Faßbender: Wir sind 90 Leute inzwischen und das an vier Standorten. Zwei davon hier in Düsseldorf, eine in Schwäbisch-Gmünd. Dort sitzen die Leute, die die Figuren designen und sich damit beschäftigen. Und da wir vorhaben, auch in den internationalen Markt zu gehen, haben wir jetzt auch in England ein Büro.

Wie kommen Sie eigentlich an die Rechte für die Hörspiele und die Musik

Stahl: Zu Beginn sind wir durch ganz Deutschland gefahren und haben um Lizenzen geworben. Oettinger, Carlsen – die klassischen Kinderbuch-Verlage. Ab der Buchmesse 2016 hat sich das Blatt aber gewendet. Allen war klar, dass das Produkt durch die Decke geht. Inzwischen sind wir aber so weit, dass wir so viele unverlangte Einsendungen bekommen, dass wir kaum hinterherkommen, uns die Dinge anzuhören.
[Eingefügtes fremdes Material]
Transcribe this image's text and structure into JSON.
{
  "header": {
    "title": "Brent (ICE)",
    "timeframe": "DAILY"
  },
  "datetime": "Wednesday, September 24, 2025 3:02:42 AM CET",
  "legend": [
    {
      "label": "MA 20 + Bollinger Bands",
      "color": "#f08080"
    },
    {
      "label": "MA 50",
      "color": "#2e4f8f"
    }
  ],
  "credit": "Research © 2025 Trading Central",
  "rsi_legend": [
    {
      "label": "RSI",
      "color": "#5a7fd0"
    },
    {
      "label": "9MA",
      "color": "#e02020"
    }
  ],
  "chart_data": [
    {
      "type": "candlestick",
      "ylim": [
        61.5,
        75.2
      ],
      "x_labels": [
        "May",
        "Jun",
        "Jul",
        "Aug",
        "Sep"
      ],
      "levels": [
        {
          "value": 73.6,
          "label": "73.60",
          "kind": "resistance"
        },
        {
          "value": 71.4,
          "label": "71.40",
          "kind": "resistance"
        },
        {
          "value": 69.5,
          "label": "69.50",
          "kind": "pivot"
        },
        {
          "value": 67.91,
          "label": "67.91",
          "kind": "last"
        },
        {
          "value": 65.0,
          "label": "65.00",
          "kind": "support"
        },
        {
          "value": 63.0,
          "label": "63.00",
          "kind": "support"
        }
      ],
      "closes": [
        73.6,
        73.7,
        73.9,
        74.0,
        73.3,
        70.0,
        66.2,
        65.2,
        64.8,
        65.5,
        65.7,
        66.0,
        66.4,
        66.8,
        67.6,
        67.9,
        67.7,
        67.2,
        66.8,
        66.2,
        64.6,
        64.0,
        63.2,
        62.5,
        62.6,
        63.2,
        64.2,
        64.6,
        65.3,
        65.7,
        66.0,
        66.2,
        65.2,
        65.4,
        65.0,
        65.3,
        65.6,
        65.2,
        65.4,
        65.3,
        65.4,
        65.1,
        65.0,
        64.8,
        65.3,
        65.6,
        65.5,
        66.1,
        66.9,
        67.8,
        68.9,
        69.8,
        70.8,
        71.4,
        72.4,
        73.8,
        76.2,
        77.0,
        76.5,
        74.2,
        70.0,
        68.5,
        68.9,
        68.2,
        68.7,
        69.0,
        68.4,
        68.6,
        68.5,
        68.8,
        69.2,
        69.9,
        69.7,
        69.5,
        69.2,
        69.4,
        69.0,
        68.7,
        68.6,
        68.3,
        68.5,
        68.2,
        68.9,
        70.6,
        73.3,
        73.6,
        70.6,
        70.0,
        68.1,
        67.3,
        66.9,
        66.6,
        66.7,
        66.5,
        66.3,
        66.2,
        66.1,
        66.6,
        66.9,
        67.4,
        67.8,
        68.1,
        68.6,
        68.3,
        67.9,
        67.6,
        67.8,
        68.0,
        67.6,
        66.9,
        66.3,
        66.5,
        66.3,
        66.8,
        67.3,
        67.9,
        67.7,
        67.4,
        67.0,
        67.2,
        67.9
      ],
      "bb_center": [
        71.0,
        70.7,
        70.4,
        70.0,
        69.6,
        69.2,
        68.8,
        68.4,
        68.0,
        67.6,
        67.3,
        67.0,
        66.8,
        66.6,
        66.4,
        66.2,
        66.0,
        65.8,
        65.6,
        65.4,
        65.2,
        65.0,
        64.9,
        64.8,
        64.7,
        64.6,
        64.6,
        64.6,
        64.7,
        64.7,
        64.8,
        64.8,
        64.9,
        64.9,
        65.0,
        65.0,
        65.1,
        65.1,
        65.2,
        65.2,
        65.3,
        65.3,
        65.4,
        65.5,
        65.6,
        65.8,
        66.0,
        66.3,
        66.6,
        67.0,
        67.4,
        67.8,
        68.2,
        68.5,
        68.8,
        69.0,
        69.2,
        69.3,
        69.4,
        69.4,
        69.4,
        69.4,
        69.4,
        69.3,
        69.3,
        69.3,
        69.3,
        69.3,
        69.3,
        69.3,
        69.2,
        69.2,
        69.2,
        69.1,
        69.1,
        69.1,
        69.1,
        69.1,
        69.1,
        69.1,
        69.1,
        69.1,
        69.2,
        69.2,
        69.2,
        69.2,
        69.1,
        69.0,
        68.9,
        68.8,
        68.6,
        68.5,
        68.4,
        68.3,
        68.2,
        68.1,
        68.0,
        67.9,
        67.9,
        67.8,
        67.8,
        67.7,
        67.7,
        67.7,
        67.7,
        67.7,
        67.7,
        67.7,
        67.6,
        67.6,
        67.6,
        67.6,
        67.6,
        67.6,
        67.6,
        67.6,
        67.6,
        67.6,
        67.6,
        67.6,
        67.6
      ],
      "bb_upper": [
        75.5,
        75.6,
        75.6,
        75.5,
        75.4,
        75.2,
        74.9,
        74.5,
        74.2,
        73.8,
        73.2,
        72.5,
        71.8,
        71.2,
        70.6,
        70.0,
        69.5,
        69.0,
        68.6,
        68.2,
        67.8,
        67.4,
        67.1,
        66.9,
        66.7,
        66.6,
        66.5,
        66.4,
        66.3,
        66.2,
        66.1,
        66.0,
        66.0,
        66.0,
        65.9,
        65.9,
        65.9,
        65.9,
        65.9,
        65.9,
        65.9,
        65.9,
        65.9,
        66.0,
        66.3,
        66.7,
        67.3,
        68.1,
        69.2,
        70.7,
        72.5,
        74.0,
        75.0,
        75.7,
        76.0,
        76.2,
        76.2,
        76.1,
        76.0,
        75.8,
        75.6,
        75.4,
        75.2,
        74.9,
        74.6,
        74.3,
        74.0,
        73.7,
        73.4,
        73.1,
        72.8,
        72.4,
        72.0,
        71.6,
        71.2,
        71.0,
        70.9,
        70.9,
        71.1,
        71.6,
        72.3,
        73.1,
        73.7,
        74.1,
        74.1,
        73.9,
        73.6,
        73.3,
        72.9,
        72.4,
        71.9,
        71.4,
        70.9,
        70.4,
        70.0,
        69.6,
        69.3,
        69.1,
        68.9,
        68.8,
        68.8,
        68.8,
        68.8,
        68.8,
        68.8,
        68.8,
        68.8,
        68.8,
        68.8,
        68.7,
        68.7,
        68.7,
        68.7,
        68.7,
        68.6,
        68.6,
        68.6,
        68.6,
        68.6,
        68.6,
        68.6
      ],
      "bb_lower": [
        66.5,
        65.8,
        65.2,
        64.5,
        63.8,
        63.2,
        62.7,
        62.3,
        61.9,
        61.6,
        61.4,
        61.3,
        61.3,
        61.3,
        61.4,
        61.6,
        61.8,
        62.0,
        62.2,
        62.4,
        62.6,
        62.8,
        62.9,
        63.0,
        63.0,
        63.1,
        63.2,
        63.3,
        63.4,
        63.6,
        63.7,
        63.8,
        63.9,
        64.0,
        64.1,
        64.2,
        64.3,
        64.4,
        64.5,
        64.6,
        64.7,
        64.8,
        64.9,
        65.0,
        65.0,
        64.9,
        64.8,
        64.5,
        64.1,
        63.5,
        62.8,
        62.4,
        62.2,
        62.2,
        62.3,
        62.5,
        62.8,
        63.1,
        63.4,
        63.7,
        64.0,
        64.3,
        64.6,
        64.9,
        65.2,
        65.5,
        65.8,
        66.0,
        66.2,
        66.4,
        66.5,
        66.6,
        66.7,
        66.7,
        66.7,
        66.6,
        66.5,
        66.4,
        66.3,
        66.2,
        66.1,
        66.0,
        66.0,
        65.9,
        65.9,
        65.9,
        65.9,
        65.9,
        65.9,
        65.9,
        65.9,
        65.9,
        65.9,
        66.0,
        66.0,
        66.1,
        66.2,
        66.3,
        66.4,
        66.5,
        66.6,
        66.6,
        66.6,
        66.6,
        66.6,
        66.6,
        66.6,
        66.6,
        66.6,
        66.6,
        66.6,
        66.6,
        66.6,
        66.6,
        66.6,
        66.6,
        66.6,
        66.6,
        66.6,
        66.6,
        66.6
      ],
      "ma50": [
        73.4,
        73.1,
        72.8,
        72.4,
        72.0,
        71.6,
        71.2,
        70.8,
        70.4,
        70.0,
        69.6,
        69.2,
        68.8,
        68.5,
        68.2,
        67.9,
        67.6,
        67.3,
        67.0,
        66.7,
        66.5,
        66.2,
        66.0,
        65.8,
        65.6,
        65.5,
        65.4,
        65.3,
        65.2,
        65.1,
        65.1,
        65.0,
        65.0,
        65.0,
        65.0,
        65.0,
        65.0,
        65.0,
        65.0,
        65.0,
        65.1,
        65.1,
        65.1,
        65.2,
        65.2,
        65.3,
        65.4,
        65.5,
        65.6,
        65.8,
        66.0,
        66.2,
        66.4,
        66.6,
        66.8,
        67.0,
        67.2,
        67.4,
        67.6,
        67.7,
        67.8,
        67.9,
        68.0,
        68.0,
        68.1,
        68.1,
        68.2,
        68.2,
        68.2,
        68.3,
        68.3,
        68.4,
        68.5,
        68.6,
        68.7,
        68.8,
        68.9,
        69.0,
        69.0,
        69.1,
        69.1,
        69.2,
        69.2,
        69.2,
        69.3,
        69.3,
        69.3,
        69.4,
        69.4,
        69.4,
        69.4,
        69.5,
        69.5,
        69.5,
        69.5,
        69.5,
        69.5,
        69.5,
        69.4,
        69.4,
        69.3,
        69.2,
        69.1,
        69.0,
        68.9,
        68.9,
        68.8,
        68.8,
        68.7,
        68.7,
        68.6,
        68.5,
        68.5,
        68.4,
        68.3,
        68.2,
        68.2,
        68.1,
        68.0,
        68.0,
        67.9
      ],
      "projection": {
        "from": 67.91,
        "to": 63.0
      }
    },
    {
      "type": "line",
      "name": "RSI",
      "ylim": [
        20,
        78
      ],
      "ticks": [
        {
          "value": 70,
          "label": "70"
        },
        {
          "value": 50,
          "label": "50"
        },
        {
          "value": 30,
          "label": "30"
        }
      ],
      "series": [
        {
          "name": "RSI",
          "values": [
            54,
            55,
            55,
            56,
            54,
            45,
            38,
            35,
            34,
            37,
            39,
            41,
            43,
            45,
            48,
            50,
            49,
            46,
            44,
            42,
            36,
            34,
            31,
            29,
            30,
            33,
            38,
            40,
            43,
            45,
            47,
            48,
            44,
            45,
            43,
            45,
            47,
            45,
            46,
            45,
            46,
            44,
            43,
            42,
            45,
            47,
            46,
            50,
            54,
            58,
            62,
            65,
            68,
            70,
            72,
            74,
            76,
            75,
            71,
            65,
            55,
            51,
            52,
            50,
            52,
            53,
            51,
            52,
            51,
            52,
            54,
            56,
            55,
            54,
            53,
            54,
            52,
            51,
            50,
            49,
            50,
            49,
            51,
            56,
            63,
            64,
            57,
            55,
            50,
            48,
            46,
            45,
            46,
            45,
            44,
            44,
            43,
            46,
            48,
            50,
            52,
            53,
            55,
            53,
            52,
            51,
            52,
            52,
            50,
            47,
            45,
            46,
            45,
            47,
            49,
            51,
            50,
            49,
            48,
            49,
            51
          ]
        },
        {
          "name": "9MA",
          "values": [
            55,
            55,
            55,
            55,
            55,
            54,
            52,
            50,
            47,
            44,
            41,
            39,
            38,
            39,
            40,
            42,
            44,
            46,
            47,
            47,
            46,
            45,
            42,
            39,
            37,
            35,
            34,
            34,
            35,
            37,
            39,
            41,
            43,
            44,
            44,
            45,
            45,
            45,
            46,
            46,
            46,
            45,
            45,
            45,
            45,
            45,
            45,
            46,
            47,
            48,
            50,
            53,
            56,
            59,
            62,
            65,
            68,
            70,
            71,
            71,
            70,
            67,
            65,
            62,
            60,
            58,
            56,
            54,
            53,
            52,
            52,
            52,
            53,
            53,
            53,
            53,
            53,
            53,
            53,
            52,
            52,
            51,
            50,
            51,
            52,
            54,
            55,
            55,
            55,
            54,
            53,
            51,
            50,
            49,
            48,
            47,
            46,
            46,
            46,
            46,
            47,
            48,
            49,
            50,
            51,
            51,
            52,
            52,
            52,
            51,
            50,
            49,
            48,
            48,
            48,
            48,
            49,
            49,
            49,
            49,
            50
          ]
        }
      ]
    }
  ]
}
Haben Sie Lieblings-Tonies?

Faßbender: Wir sind beide von Beginn an mit großem Schwerpunkt den Geschichten von Ottfried Preußler nachgegangen: Räuber Hotzenplotz, das kleine Gespenst, der kleine Wassermann. Aber auch Jim Knopf war ein großer Traum – der wird Anfang kommenden Jahres kommen.

Was für Kinder funktioniert, kann ja auch für Erwachsene funktionieren. Die Podcast-Szene boomt Wäre das nicht auch denkbar?

Faßbender: Wir haben uns bewusst im Kinderzimmer positioniert. Alles andere ist vielleicht perspektivisch interessant. Jetzt steht erst einmal die Internationalisierung an.